Ursula Groden-Kranich (born 24 May 1965) is a German politician of the Christian Democratic Union of Germany (CDU) who served as a member of the Bundestag from 2013 to 2021, representing the constituency of Mainz. She is also a member of Mainz City Council and was the local representative for Mainz-Hechtsheim between 2004 and 2014.

==Education and career==
After graduating from the Maria-Ward School, Mainz in 1984, Groden-Kranich continued her training at the LRP Landesbank Rhineland-Palatinate. She has continued to work for them as an investment advisor from 1989 until 2014.

Groden-Kranich is married and has a daughter. She is the honorary vice chairman of the German Red Cross (DRK) in the Mainz-Bingen district, as well as being the chairman in the local branch of Mainz-Hechtsheim. She also sits at the head of the support group for the St Pankratius Church in her locality.

== Political career ==

Groden-Kranich joined the Young Union of Germany (Junge Union), the youth branch of the CDU and CSU, in 1982 and later served on the board of the CDU in Hechtsheim. She was also a member of the federal committee of the Kommunalpolitische Vereinigung (KPV) of the party.

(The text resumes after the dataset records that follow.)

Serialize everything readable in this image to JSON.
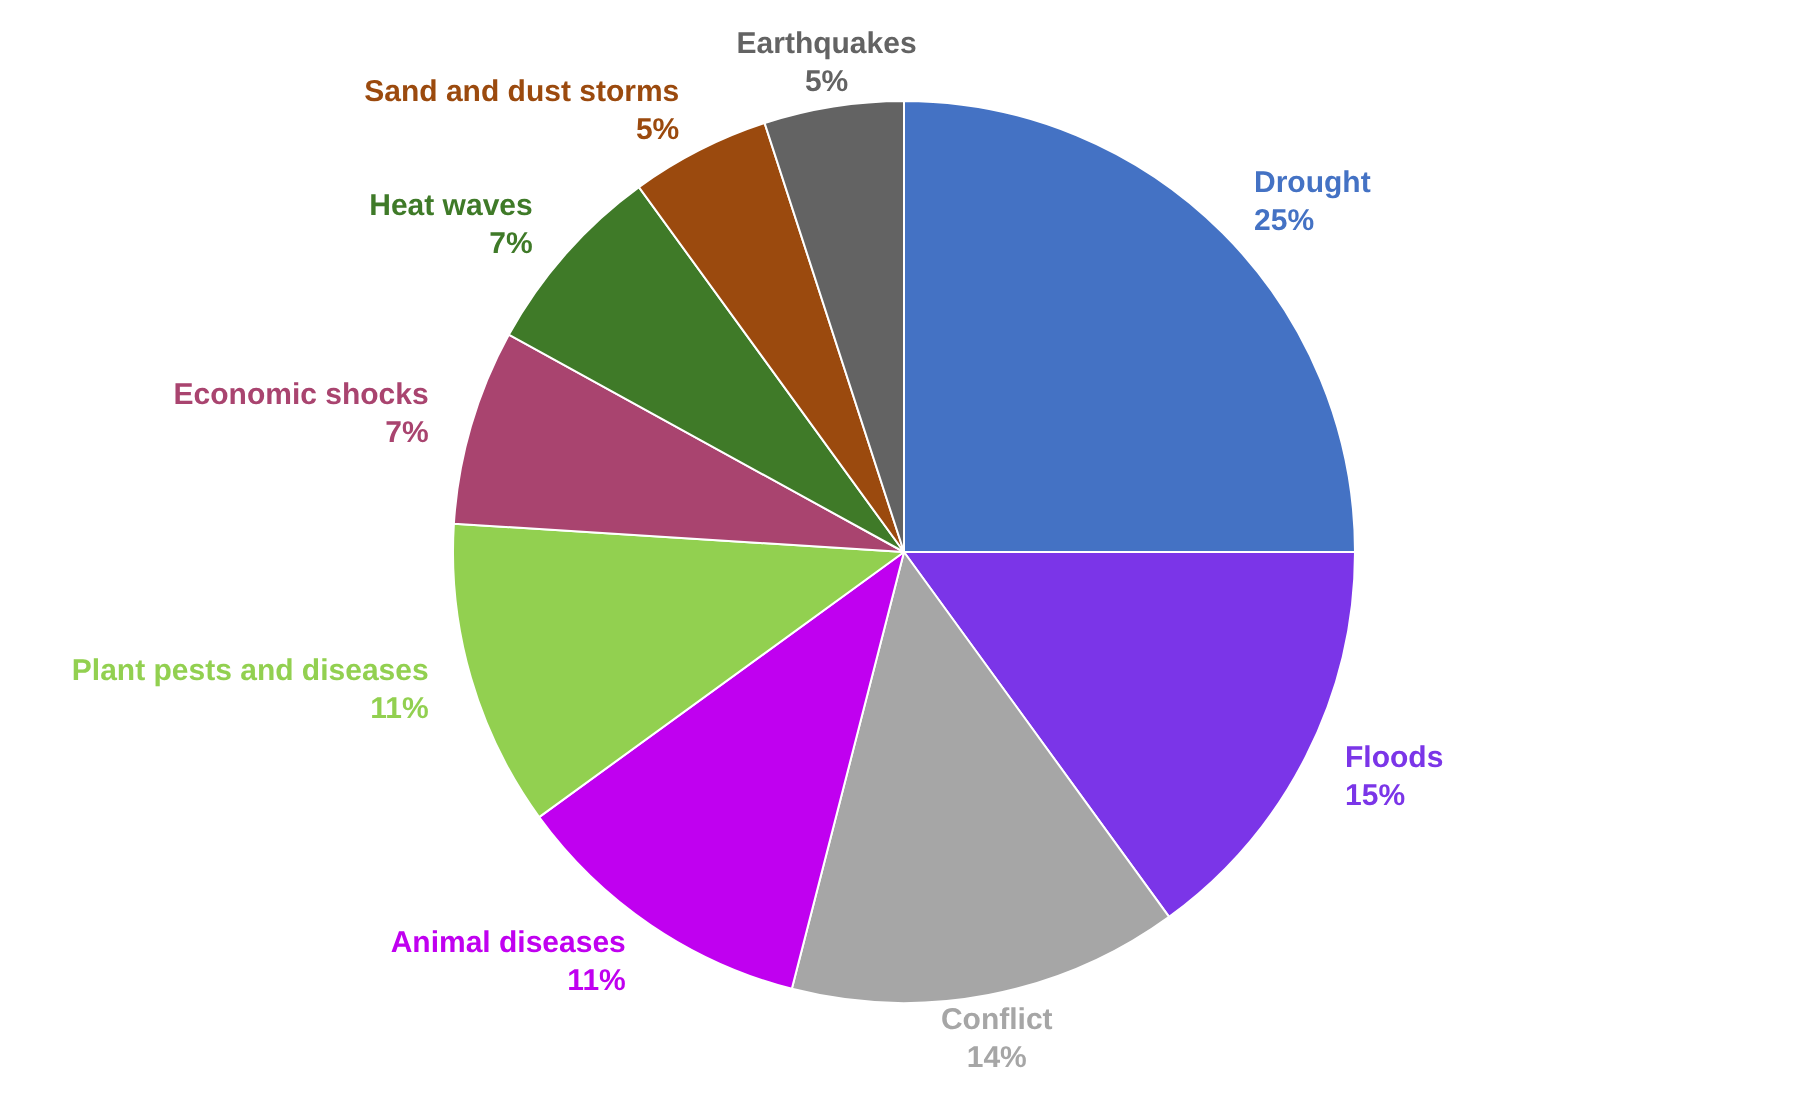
{
  "chart_data": {
    "type": "pie",
    "categories": [
      "Drought",
      "Floods",
      "Conflict",
      "Animal diseases",
      "Plant pests and diseases",
      "Economic shocks",
      "Heat waves",
      "Sand and dust storms",
      "Earthquakes"
    ],
    "values": [
      25,
      15,
      14,
      11,
      11,
      7,
      7,
      5,
      5
    ],
    "value_labels": [
      "25%",
      "15%",
      "14%",
      "11%",
      "11%",
      "7%",
      "7%",
      "5%",
      "5%"
    ],
    "colors": [
      "#4472c4",
      "#7b35e8",
      "#a6a6a6",
      "#c000f0",
      "#92d050",
      "#a9446f",
      "#3f7a28",
      "#9b4a0e",
      "#636363"
    ],
    "legend": false
  }
}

===Career in local politics===
In 1994 Groden-Kranich was elected to the local council in Hechtsheim and subsequently joined the city council in 1999. As a member of the city council she was the vice chairman of the CDU parliamentary group of the council and sat on the following committees:
- Haupt- und Personalausschuss
- Financial committee
- Subcommittee on airport expansion and protection from aircraft noise pollution
- Advisory committee on Aircraft Noise in Layenhof
- Neighbourhood committee for City of Mainz and the Mainz-Bingen region
- Layenhof association
- Governing body for the maintenance of public services in Mainz
- Governing body for the “Zentralen Beteiligungsgesellschaft Mainz“ (ZBM)
- Member of the General Assembly of the Savings Banks Association

In 2004 Groden-Kranich was elected to be the local representative for Mainz-Hechtsheim and was reelected in 2009.

===Member of the German Bundestag, 2013–2021===
Groden-Kranich decided to succeed Ute Granold and stand as the CDU candidate for the Mainz constituency in the 2013 general election. She was directly elected to the Bundestag. Due to the subsequent increase in work commitments she decided to retire from her role as local representative for Hechtsheim in 2014.

In parliament, Groden-Kranich first served on the Committee on Family Affairs, Senior Citizens, Women and Youth from 2013 until 2017; during that time, she was her parliamentary group's rapporteur on European affairs, equal pay, adoption, social integration and citizenship. Also from 2013, she served on the Committee on European Affairs, where she covered relations with France, Finland, Iceland, Norway and Sweden. In 2020, she also joined the Committee on Foreign Affairs and its Subcommittee on Foreign Cultural and Educational Policy.

In addition to her committee assignments, Groden-Kranich was a member of the German-French Parliamentary Friendship Group, the German-British Parliamentary Friendship Group and the German Parliamentary Friendship Group with the Nordic States. From 2019 to 2021, she was a member of the German delegation to the Franco-German Parliamentary Assembly.

In the 2021 federal election, she lost her seat to Daniel Baldy from the SPD.

==Other activities==
===Corporate boards===
- Mainzer Stadtwerke, Member of the Supervisory Board
- Wohnbau Mainz GmbH, Member of the supervisory board (-2014)

===Non-profit organizations===
- University of Applied Sciences Mainz, Deputy Chairwoman of the Board of Trustees
- Max Planck Institute for Polymer Research, Member of the Board of Trustees

==Political positions==
On July 17, 2015, Groden-Kranich voted against her party's line and rejected the Merkel government’s proposal to negotiate a third bailout for Greece. In June 2017, she voted against Germany’s introduction of same-sex marriage.

Ahead of the Christian Democrats’ leadership election in 2018, Groden-Kranich publicly endorsed Annegret Kramp-Karrenbauer to succeed Angela Merkel as the party's chair. In 2019, she joined 14 members of her parliamentary group who, in an open letter, called for the party to rally around Merkel and Kramp-Karrenbauer amid criticism voiced by conservatives Friedrich Merz and Roland Koch.